Sie waren sich jahrzehnte lang nicht grün: Die Schulmediziner und die Alternativmedizin. Jetzt sind sie allerdings auf dem besten Wege sich anzunähern – noch etwas zaghaft, doch dafür mit mehr Verständnis als je zuvor. Für die Patienten ist das ein großer Gewinn. Sie können nun ohne schlechtes Gewissen von beiden Seiten profitieren, ohne dass ein Bereich den anderen „verteufelt“. Sie müssen nicht mehr wählen zwischen entweder – oder.

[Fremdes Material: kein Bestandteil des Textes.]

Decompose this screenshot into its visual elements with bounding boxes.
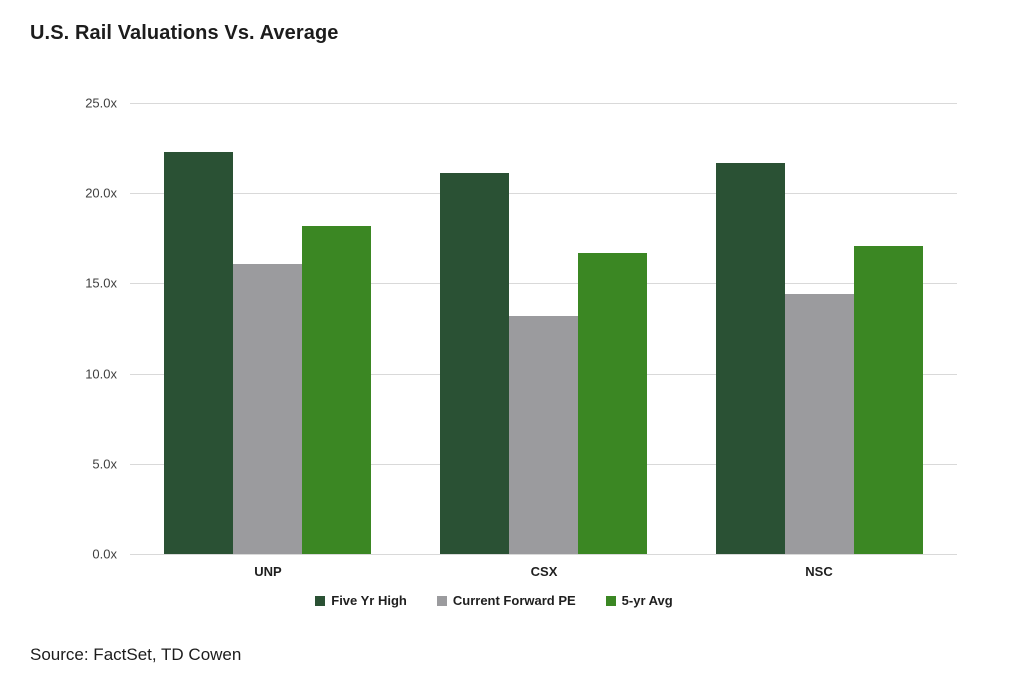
- y-axis-tick-label: 10.0x: [85, 366, 117, 382]
- bar-five-yr-high-nsc: [716, 163, 785, 554]
- legend-color-swatch-icon: [436, 595, 447, 606]
- legend-label: 5-yr Avg: [621, 593, 673, 608]
- legend-color-swatch-icon: [315, 595, 326, 606]
- y-axis-tick-label: 0.0x: [92, 546, 117, 562]
- bar-5-yr-avg-unp: [302, 226, 371, 554]
- y-axis-tick-label: 15.0x: [85, 275, 117, 291]
- bar-current-forward-pe-unp: [233, 264, 302, 554]
- bar-five-yr-high-unp: [164, 152, 233, 554]
- gridline: [130, 554, 957, 555]
- legend: Five Yr High Current Forward PE 5-yr Avg: [130, 593, 858, 608]
- legend-color-swatch-icon: [605, 595, 616, 606]
- y-axis-tick-label: 25.0x: [85, 95, 117, 111]
- bar-current-forward-pe-csx: [509, 316, 578, 554]
- gridline: [130, 193, 957, 194]
- bar-five-yr-high-csx: [440, 173, 509, 554]
- y-axis-tick-label: 20.0x: [85, 185, 117, 201]
- legend-label: Five Yr High: [331, 593, 407, 608]
- bar-5-yr-avg-csx: [578, 253, 647, 554]
- legend-item-five-yr-high: Five Yr High: [315, 593, 407, 608]
- bar-5-yr-avg-nsc: [854, 246, 923, 554]
- bar-current-forward-pe-nsc: [785, 294, 854, 554]
- gridline: [130, 103, 957, 104]
- gridline: [130, 283, 957, 284]
- x-axis-category-label: CSX: [530, 564, 558, 579]
- chart-title: U.S. Rail Valuations Vs. Average: [30, 22, 339, 44]
- legend-label: Current Forward PE: [452, 593, 576, 608]
- y-axis-tick-label: 5.0x: [92, 456, 117, 472]
- legend-item-5-yr-avg: 5-yr Avg: [605, 593, 673, 608]
- source-note: Source: FactSet, TD Cowen: [30, 645, 242, 664]
- x-axis-category-label: NSC: [805, 564, 833, 579]
- legend-item-current-forward-pe: Current Forward PE: [436, 593, 576, 608]
- x-axis-category-label: UNP: [254, 564, 282, 579]
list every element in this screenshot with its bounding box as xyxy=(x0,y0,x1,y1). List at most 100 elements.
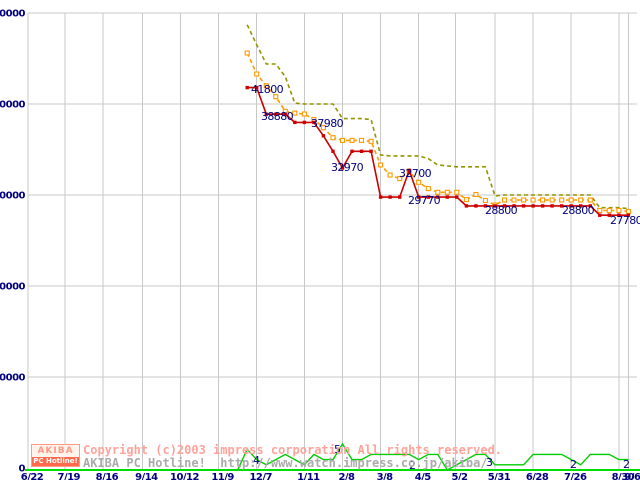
series-shop-count xyxy=(237,442,629,471)
data-point-marker xyxy=(425,186,431,192)
data-point-marker xyxy=(540,197,546,203)
series-line-highest-price xyxy=(246,24,629,210)
x-tick-label: 6/22 xyxy=(21,472,44,480)
data-point-marker xyxy=(312,120,316,125)
price-annotation: 32700 xyxy=(399,167,432,180)
price-annotation: 27780 xyxy=(610,214,640,227)
data-point-marker xyxy=(416,179,422,185)
data-point-marker xyxy=(331,149,335,153)
data-point-marker xyxy=(607,213,611,217)
y-tick-label: 40000 xyxy=(0,100,26,111)
shop-count-annotations: 4 5 2 3 2 2 xyxy=(253,443,630,472)
data-point-marker xyxy=(283,112,287,116)
logo-akiba-text: AKIBA xyxy=(37,446,74,456)
data-point-marker xyxy=(625,208,631,214)
data-point-marker xyxy=(339,137,346,143)
x-tick-label: 5/31 xyxy=(488,472,511,480)
data-point-marker xyxy=(378,195,383,199)
data-point-marker xyxy=(512,204,516,208)
data-point-marker xyxy=(540,204,545,208)
x-tick-label: 5/2 xyxy=(451,472,468,480)
akiba-pc-hotline-logo: AKIBA PC Hotline! xyxy=(31,444,80,467)
y-tick-label: 50000 xyxy=(0,9,26,20)
data-point-marker xyxy=(255,85,259,90)
data-point-marker xyxy=(435,189,441,195)
series-line-shop-count xyxy=(237,442,629,471)
shop-count-annotation: 2 xyxy=(570,458,577,471)
data-point-marker xyxy=(483,204,488,208)
data-point-marker xyxy=(473,191,479,198)
data-point-marker xyxy=(274,112,278,116)
data-point-marker xyxy=(474,204,478,208)
data-point-marker xyxy=(598,213,602,217)
data-point-marker xyxy=(521,204,526,208)
shop-count-annotation: 2 xyxy=(409,459,416,472)
data-point-marker xyxy=(560,204,564,208)
shop-count-annotation: 5 xyxy=(334,443,341,456)
series-lowest-price xyxy=(245,85,631,217)
x-axis-labels: 6/22 7/19 8/16 9/14 10/12 11/9 12/7 1/11 2/8 3/8 4… xyxy=(21,472,640,480)
data-point-marker xyxy=(417,195,421,199)
data-point-marker xyxy=(445,195,449,199)
data-point-marker xyxy=(559,197,565,203)
data-point-marker xyxy=(444,189,450,195)
x-tick-label: 8/30 xyxy=(612,472,635,480)
vertical-gridlines xyxy=(27,13,629,470)
series-average-price xyxy=(244,50,631,214)
data-point-marker xyxy=(579,204,583,208)
y-axis-labels: 0 10000 20000 30000 40000 50000 xyxy=(0,9,26,475)
y-tick-label: 10000 xyxy=(0,373,26,384)
x-tick-label: 8/16 xyxy=(96,472,119,480)
x-tick-label: 1/11 xyxy=(297,472,320,480)
x-tick-label: 4/5 xyxy=(415,472,432,480)
data-point-marker xyxy=(388,195,392,199)
data-point-marker xyxy=(606,207,612,214)
data-point-marker xyxy=(464,204,469,208)
data-point-marker xyxy=(273,94,279,100)
x-tick-label: 10/12 xyxy=(170,472,200,480)
data-point-marker xyxy=(368,138,374,144)
data-point-marker xyxy=(350,149,354,153)
price-annotation: 38880 xyxy=(261,110,294,123)
price-annotation: 32970 xyxy=(331,161,364,174)
data-point-marker xyxy=(426,195,430,199)
x-tick-label: 2/8 xyxy=(338,472,355,480)
data-point-marker xyxy=(530,197,536,203)
data-point-marker xyxy=(455,195,459,199)
price-annotation: 41800 xyxy=(251,83,284,96)
data-point-marker xyxy=(330,135,336,141)
data-point-marker xyxy=(254,71,260,77)
x-tick-label: 7/26 xyxy=(564,472,587,480)
horizontal-gridlines xyxy=(28,12,637,378)
x-tick-label: 11/9 xyxy=(211,472,234,480)
y-tick-label: 0 xyxy=(19,464,26,475)
data-point-marker xyxy=(568,197,574,203)
price-annotation: 29770 xyxy=(408,194,441,207)
data-point-marker xyxy=(502,204,507,208)
x-tick-label: 12/7 xyxy=(249,472,272,480)
data-point-marker xyxy=(387,172,393,178)
y-tick-label: 30000 xyxy=(0,191,26,202)
data-point-marker xyxy=(521,197,527,203)
price-annotation: 37980 xyxy=(311,117,344,130)
data-point-marker xyxy=(436,195,440,199)
data-point-marker xyxy=(626,213,631,217)
x-tick-label: 3/8 xyxy=(377,472,394,480)
logo-pc-hotline-bar: PC Hotline! xyxy=(32,457,79,466)
data-point-marker xyxy=(321,134,326,138)
data-point-marker xyxy=(578,197,584,203)
data-point-marker xyxy=(244,50,250,56)
x-tick-label: 7/19 xyxy=(57,472,80,480)
data-point-marker xyxy=(597,207,603,214)
price-annotations: 41800 38880 37980 32970 32700 29770 28800 28800… xyxy=(251,83,640,227)
data-point-marker xyxy=(569,204,573,208)
data-point-marker xyxy=(245,85,249,90)
data-point-marker xyxy=(454,189,460,195)
site-url-text: AKIBA PC Hotline! http://www.watch.impre… xyxy=(83,456,488,470)
price-annotation: 28800 xyxy=(562,204,595,217)
data-point-marker xyxy=(588,204,592,208)
data-point-marker xyxy=(320,125,326,131)
data-point-marker xyxy=(301,111,307,117)
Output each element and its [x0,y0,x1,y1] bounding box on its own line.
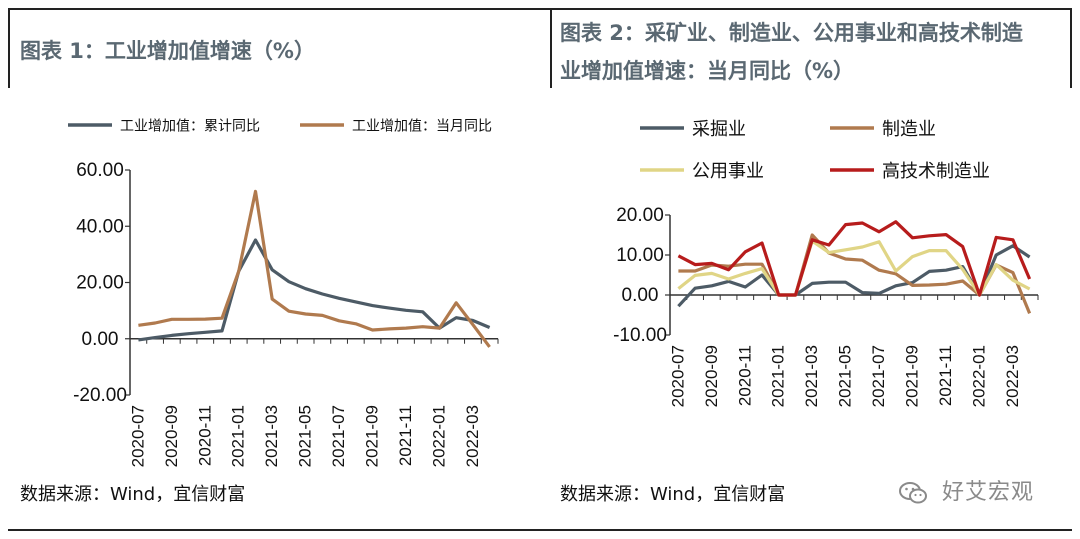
chart2-source: 数据来源：Wind，宜信财富 [560,484,786,505]
chart2-legend-label-3: 公用事业 [692,161,764,182]
chart2-x-tick-label: 2021-01 [769,345,788,407]
frame-left-border [8,8,10,88]
chart1-x-tick-label: 2020-07 [128,405,147,467]
chart1-y-tick-label: 0.00 [82,329,119,350]
wechat-icon [899,482,927,504]
chart1-y-tick-label: -20.00 [73,385,127,406]
chart2-x-tick-label: 2020-09 [702,345,721,407]
chart2-y-tick-label: 0.00 [622,285,659,306]
chart2-legend-label-2: 制造业 [882,119,936,140]
chart1-x-tick-label: 2020-11 [195,405,214,466]
chart2-title-line2: 业增加值增速：当月同比（%） [560,59,855,83]
chart2-series-line-3 [677,239,1031,297]
chart1-x-tick-label: 2021-11 [396,405,415,466]
chart2-x-tick-label: 2020-11 [735,345,754,406]
chart1-source: 数据来源：Wind，宜信财富 [20,484,246,505]
chart2-x-tick-label: 2021-11 [936,345,955,406]
chart1-x-tick-label: 2022-01 [429,405,448,467]
chart2-x-tick-label: 2021-07 [869,345,888,407]
chart2-x-tick-label: 2020-07 [668,345,687,407]
frame-right-border [1070,8,1072,88]
chart2-x-tick-label: 2022-01 [969,345,988,407]
chart1-legend-label-2: 工业增加值：当月同比 [352,118,492,134]
chart1-x-tick-label: 2021-09 [363,405,382,467]
chart1-x-tick-label: 2021-01 [229,405,248,467]
frame-middle-divider [550,8,552,88]
chart1-x-tick-label: 2021-05 [296,405,315,467]
chart1-y-tick-label: 20.00 [76,273,124,294]
chart1-x-tick-label: 2021-07 [329,405,348,467]
chart2-legend-label-4: 高技术制造业 [882,161,990,182]
chart2-title-line1: 图表 2：采矿业、制造业、公用事业和高技术制造 [560,21,1023,45]
chart2-x-tick-label: 2022-03 [1003,345,1022,407]
chart2-title: 图表 2：采矿业、制造业、公用事业和高技术制造 业增加值增速：当月同比（%） [560,14,1070,90]
frame-top-border [8,8,1072,10]
chart2-series-line-4 [677,220,1032,297]
chart1-series-line-2 [138,189,491,348]
watermark-text: 好艾宏观 [942,480,1035,505]
chart2-legend-label-1: 采掘业 [692,119,746,140]
chart1-y-tick-label: 60.00 [76,160,124,181]
watermark: 好艾宏观 [898,474,1034,506]
chart2-x-tick-label: 2021-03 [802,345,821,407]
chart2-y-tick-label: -10.00 [613,325,667,346]
chart1-title: 图表 1：工业增加值增速（%） [20,39,315,63]
chart2-x-tick-label: 2021-09 [903,345,922,407]
chart1-x-tick-label: 2021-03 [262,405,281,467]
frame-bottom-border [8,529,1072,531]
chart1-series-line-1 [138,238,491,342]
chart1-legend-label-1: 工业增加值：累计同比 [120,118,260,134]
chart2-y-tick-label: 10.00 [616,245,664,266]
chart1-x-tick-label: 2020-09 [162,405,181,467]
chart2-series-line-2 [678,233,1032,315]
chart1-x-tick-label: 2022-03 [463,405,482,467]
chart2-y-tick-label: 20.00 [616,205,664,226]
chart1-y-tick-label: 40.00 [76,216,124,237]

Natürliches Heilen ist wieder modern. Jahrzehntelang galt das Interesse eher den großen Erfolgen der technischen und chemischen Behandlung von Krankheiten. Doch mittlerweile ist klar: Auch damit lassen sich weit verbreitete Krankheiten nicht immer in den Griff bekommen. In vielen leichteren Fällen ist eine solche aufwendige und nicht selten mit Nebenwirkungen behaftete Therapie gar nicht notwendig. Patienten und Ärzte haben sich daher auf die vielen alten und bewährten natürlichen Mittel und Methoden zurückbesonnen, um Krankheiten vorzubeugen oder den Heilungsprozess zu unterstützen. Doch nicht alles, was unter dem Deckmantel der „Natürlichkeit“ daherkommt, wird diesem Anspruch gerecht. Andererseits verschwimmen die Grenzen zwischen „Naturheilverfahren“ und „Schulmedizin“ immer mehr, oft werden beide – mit großem Erfolg – nebeneinander eingesetzt.
Die Schulmedizin hat viel dazugelernt, vielleicht weil sie auch musste. An vielen medizinischen Fakultäten entstehen Arbeitsgruppen, um die alternativmedizinischen Behandlungsformen zu erforschen und sie zu lernen.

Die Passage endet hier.